The time is three, iterate number three. All the way up to fifty four. Maybe that's here.
And then, the last one in this part of the orbit, when time is four, the fourth iterate, I am all the way up at hundred sixty two.
So, this will be my time series plot. And I could connect the dots, which makes the pattern a little bit more evident.
Although the values in between the dots don't really have a meaning. The orbit jumps from 2 to 6; it doesn't slide from 2 to 6 going through intermediate values.
Let's take a look at some nicer version of this plot.
There it is. So, this is a plot that I had a computer do for me. And we could see that the orbit goes from 2 to 6, to 18, to 54, to 162.
So I am viewing the iterate number as time, and the iterate value I'm plotting on the y-axis.
So, the point of this...This is called a time series plot, 'cause we can view the sequence of numbers as a series that advances in time.

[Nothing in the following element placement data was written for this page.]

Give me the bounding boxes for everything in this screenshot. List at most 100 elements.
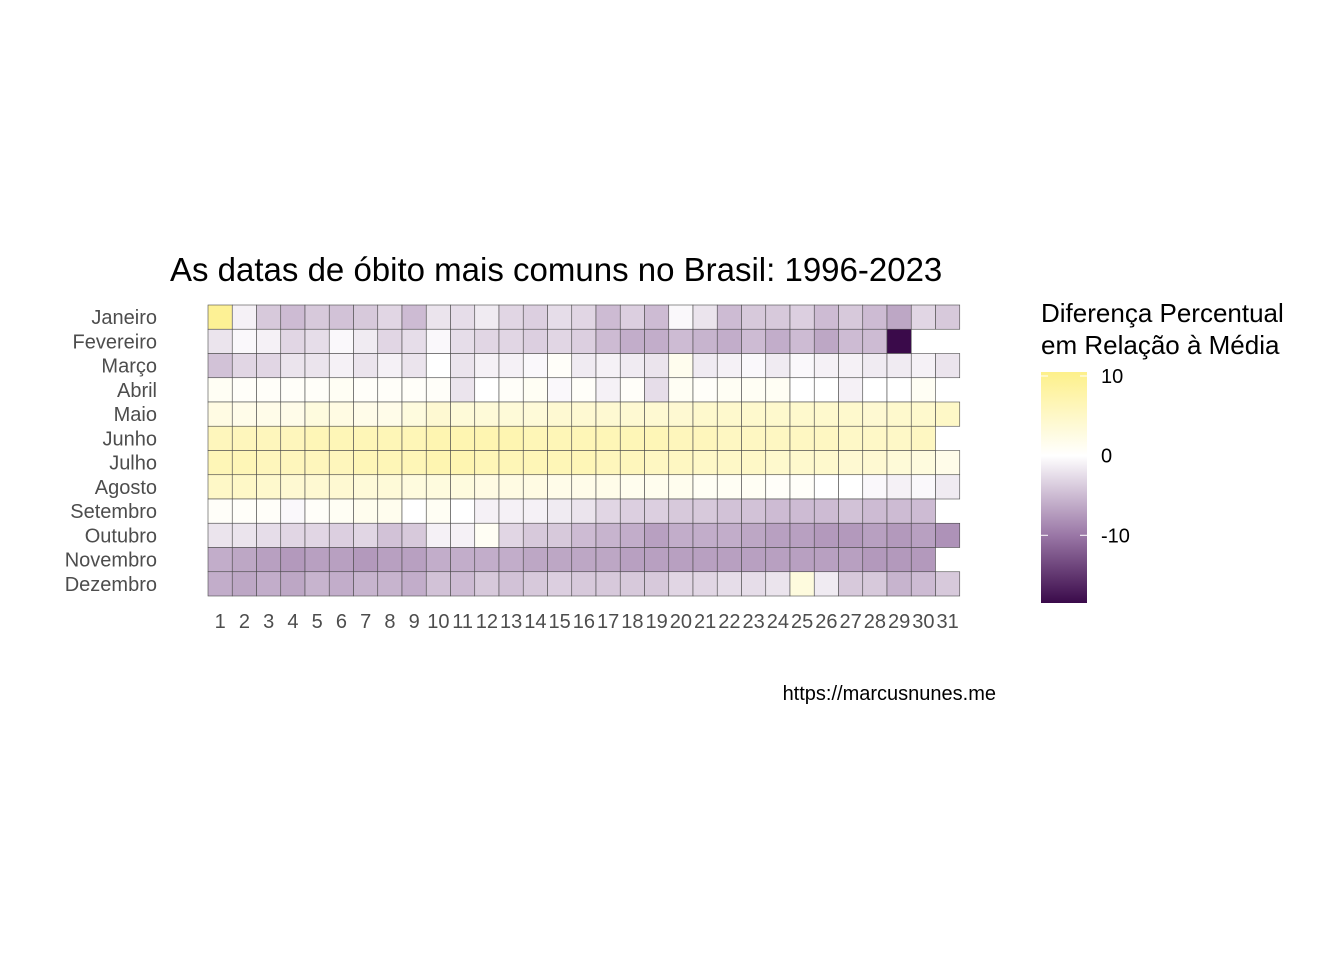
heatmap-cell: [571, 474, 597, 500]
heatmap-cell: [547, 498, 573, 524]
heatmap-cell: [838, 474, 864, 500]
heatmap-cell: [910, 571, 936, 597]
day-label: 19: [646, 611, 668, 633]
heatmap-cell: [765, 353, 791, 379]
heatmap-cell: [256, 304, 282, 330]
heatmap-cell: [280, 377, 306, 403]
heatmap-cell: [595, 377, 621, 403]
heatmap-cell: [450, 304, 476, 330]
heatmap-cell: [789, 522, 815, 548]
day-label: 24: [767, 611, 789, 633]
heatmap-cell: [450, 571, 476, 597]
heatmap-cell: [256, 522, 282, 548]
heatmap-cell: [813, 401, 839, 427]
heatmap-cell: [886, 498, 912, 524]
heatmap-cell: [789, 328, 815, 354]
heatmap-cell: [353, 328, 379, 354]
heatmap-cell: [838, 377, 864, 403]
heatmap-cell: [207, 304, 233, 330]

Is that it let us see pretty clearly that this number is growing quickly. Of course, we can see that by looking at the numbers, but this is perhaps a more compelling geometric view.
The time series plot is a very different sort of plot than a plot of the function itself.
The time series plot plots an orbit. It tells us the value of the orbit at time one, the first iterate, time two, time three, and so on.
A plot of the function- here is a plot of the function f(x)=3x- tells you how the input x is related to f(x).
Let's do another example of a time series plot. This time we'll use the squaring function, f(x)=x^2.
My seed, my initial condition, I'll choose 1.1. So, at t equals zero initially, the value is 1.1.
What's the next value? Well, that's determined by the function. So we square 1.1. I'll do that on a calculator. And I see that the answer is 1.21.
OK, what's the next value? We get the next value from the function, in this case that means squaring the number. So, we square 1.21 and I get 1.46.
What's the next value? Well, that's determined by the function. I use 1.46 as the input, so I square it and I get 2.14.
Let's do one more. What's the next value? Well, I've taken the previous value and I square it. So, I am just squaring again and again and again.
I get 4.59. So, iteration is repetitious, but that is sort of the point. We are doing the same thing over and over to a starting number and seeing what happens.
OK, so now we have a time series. 1.1, 1.21, 1.46, 2.14, 4.59. It's an orbit or an itinerary.
Let's make a time series plot. So if we do that, here's what it looks like. Again I used a computer to make one a little nicer than I could draw by hand.
So time is down here, on the horizontal axis. When time is zero, the time series value is a little more than one, right? We started at 1.1.
At time one, the first iterate, it grows a little bit, 1.21.
At time two, it's about one and a half, yeah, 1.46.
At time three, it's a little bit larger than 2. And then at time four, it's about four and a half.
So, the idea behind a time series plot is pretty straightforward: calculate the orbit, and then just plot the successive values left to right.
There is a good way to see if the orbit is growing, or shrinking, or doing something else.